For this analysis, consider all layers to be "isotropic" such that their inputs and outputs are of the same dimensions.
As noted in the seminal work by Tolstikhin et al., the MLP-Mixer is, at its core, a convolutional neural network with very specific architectural hyper-parameters. As such, the MLP-Mixer can exploit the existing GPU architectures and implementations that allow convolution operations to be performed with extreme efficiency whereas attention-based networks are currently throttled by the speed at which GPUs can perform the un-optimized attention operation.
Furthermore, the MLP-Mixer and transformer blocks differ in their usage of memory. Both the transformer and MLP-mixer contain a channel-mixing MLP, so we will focus on the transformer's self-attention operator and the mixer's token-mixing MLP for comparison. For a representation with $n$ tokens and $c$ channels, the self-attention operator of the transformer block has $\mathcal{O}(c^2)$ parameters while the token-mixing MLP of the mixer block has $\mathcal{O}(n^2)$ parameters. However, the main memory sink of the self-attention block comes in the intermediate activations necessary for back-propagation. For a batch size $b$, the self-attention module uses $\mathcal{O}(bn^2 + bnc)$ intermediate activation floats while the token-mixing MLP uses $\mathcal{O}(bnc)$. The additional $bn^2$ term in the memory usage of the self-attention module is what makes transformer models prohibitive for domain with a large number of tokens, such as visual data.
A vanilla residual block consisting of two convolutional layers with kernels of size $k\times k$ would only have $\mathcal{O}(k^2c^2)$ parameters and use $\mathcal{O}(bnc)$ intermediate activation floats. Clearly, a vanilla residual block has the least memory usage and parameter count, but it lacks the capacity to account for long-range relationships between tokens as described above.
We first compare results on the summer2winter yosemite dataset using the original CycleGAN model and our proposed MixerGAN model. For fairness, we run both models in the same machine with the same settings. All models are trained with image input size 128, batch size of 16, Adam optimizer with a learning rate of 0 .003. We use patch discriminator from the original CycleGAN work and train for 20,000 iterations. To ensure a fair comparison, we reproduce the CycleGAN code with the help of previous assignments and they official pytorch repo. Both, resnet CycleGAN and MLP-mixer CycleGAN use 9 translation blocks.

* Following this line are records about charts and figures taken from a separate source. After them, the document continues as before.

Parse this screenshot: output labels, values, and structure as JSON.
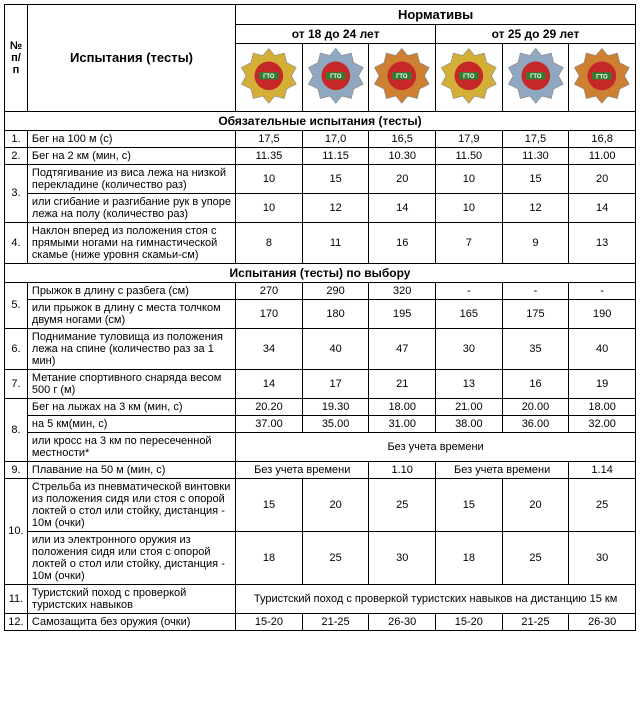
{
  "header": {
    "normatives": "Нормативы",
    "num": "№ п/п",
    "tests": "Испытания (тесты)",
    "age1": "от 18 до 24 лет",
    "age2": "от 25 до 29 лет"
  },
  "badges": {
    "colors": [
      "#d4af37",
      "#8fa8c0",
      "#cd7f32",
      "#d4af37",
      "#8fa8c0",
      "#cd7f32"
    ],
    "inner": [
      "#c62828",
      "#c62828",
      "#c62828",
      "#c62828",
      "#c62828",
      "#c62828"
    ],
    "ribbon": "#2e7d32",
    "label": "ГТО"
  },
  "section1": "Обязательные испытания (тесты)",
  "section2": "Испытания (тесты) по выбору",
  "rows": [
    {
      "n": "1.",
      "name": "Бег на 100 м (с)",
      "v": [
        "17,5",
        "17,0",
        "16,5",
        "17,9",
        "17,5",
        "16,8"
      ]
    },
    {
      "n": "2.",
      "name": "Бег на 2 км (мин, с)",
      "v": [
        "11.35",
        "11.15",
        "10.30",
        "11.50",
        "11.30",
        "11.00"
      ]
    },
    {
      "n": "3.",
      "sub": [
        {
          "name": "Подтягивание из виса лежа на низкой перекладине (количество раз)",
          "v": [
            "10",
            "15",
            "20",
            "10",
            "15",
            "20"
          ]
        },
        {
          "name": "или сгибание и разгибание рук в упоре лежа на полу (количество раз)",
          "v": [
            "10",
            "12",
            "14",
            "10",
            "12",
            "14"
          ]
        }
      ]
    },
    {
      "n": "4.",
      "name": "Наклон вперед из положения стоя с прямыми ногами на гимнастической скамье (ниже уровня скамьи-см)",
      "v": [
        "8",
        "11",
        "16",
        "7",
        "9",
        "13"
      ]
    }
  ],
  "rows2": [
    {
      "n": "5.",
      "sub": [
        {
          "name": "Прыжок в длину с разбега (см)",
          "v": [
            "270",
            "290",
            "320",
            "-",
            "-",
            "-"
          ]
        },
        {
          "name": "или прыжок в длину с места толчком двумя ногами (см)",
          "v": [
            "170",
            "180",
            "195",
            "165",
            "175",
            "190"
          ]
        }
      ]
    },
    {
      "n": "6.",
      "name": "Поднимание туловища из положения лежа на спине (количество раз за 1 мин)",
      "v": [
        "34",
        "40",
        "47",
        "30",
        "35",
        "40"
      ]
    },
    {
      "n": "7.",
      "name": "Метание спортивного снаряда весом 500 г (м)",
      "v": [
        "14",
        "17",
        "21",
        "13",
        "16",
        "19"
      ]
    },
    {
      "n": "8.",
      "sub": [
        {
          "name": "Бег на лыжах на 3 км (мин, с)",
          "v": [
            "20.20",
            "19.30",
            "18.00",
            "21.00",
            "20.00",
            "18.00"
          ]
        },
        {
          "name": "на 5 км(мин, с)",
          "v": [
            "37.00",
            "35.00",
            "31.00",
            "38.00",
            "36.00",
            "32.00"
          ]
        },
        {
          "name": "или кросс на 3 км по пересеченной местности*",
          "span": "Без учета времени"
        }
      ]
    },
    {
      "n": "9.",
      "name": "Плавание на 50 м (мин, с)",
      "v2": [
        {
          "span": 2,
          "t": "Без учета времени"
        },
        {
          "span": 1,
          "t": "1.10"
        },
        {
          "span": 2,
          "t": "Без учета времени"
        },
        {
          "span": 1,
          "t": "1.14"
        }
      ]
    },
    {
      "n": "10.",
      "sub": [
        {
          "name": "Стрельба из пневматической винтовки из положения сидя или стоя с опорой локтей о стол или стойку, дистанция - 10м (очки)",
          "v": [
            "15",
            "20",
            "25",
            "15",
            "20",
            "25"
          ]
        },
        {
          "name": "или из электронного оружия из положения сидя или стоя с опорой локтей о стол или стойку, дистанция - 10м (очки)",
          "v": [
            "18",
            "25",
            "30",
            "18",
            "25",
            "30"
          ]
        }
      ]
    },
    {
      "n": "11.",
      "name": "Туристский поход с проверкой туристских навыков",
      "span": "Туристский поход с проверкой туристских навыков на дистанцию 15 км"
    },
    {
      "n": "12.",
      "name": "Самозащита без оружия (очки)",
      "v": [
        "15-20",
        "21-25",
        "26-30",
        "15-20",
        "21-25",
        "26-30"
      ]
    }
  ]
}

In general, we see how our MixerGAN sligthly outperforms the original CycleGAN. We can see how in the first two images, resnet blocks impose too much saturated blue on the images, whereas our model it's perhaps more nuanced on the color. In the translation from winter to summer, our model seems to also pick up a better brightness than the resnet blocks. We can see in the second to last row, how resnet renders some greenery on the water, whereas our model is able to capture a bit better.
Results on apple2orange dataset are generally pretty good due to the simplicity of the dataset.
This dataset, however, is a bit more challenging for our network to translate properly due to the complexity of the images.
We have presented a new generative model based on MLP blocks. We argue that with a correct downsampling process and a proper layout of channels and tokens, the core resnet block can be substituted by a more efficient and simpler MLP-based block. We have shown that our qualitative results from our current model slightly outperform the original CNN-based CycleGAN model in the winter2summer dataset. However, we acknowledge that the model is still in progress and more tuning is necessary to avoid artifacts as those we see on the horse2zebra dataset.
For next steps, we plan on substituting the PatchGAN discriminator in the original CycleGAN model by a discriminator that is solely based on MLPs, as it has been proven to show very good results on discriminative tasks in the seminal work by Tolstikhin et al. We are also running ablation studies to empirically understand what parts of the original CNN-based CycleGAN model are necessary to ensure a good performance.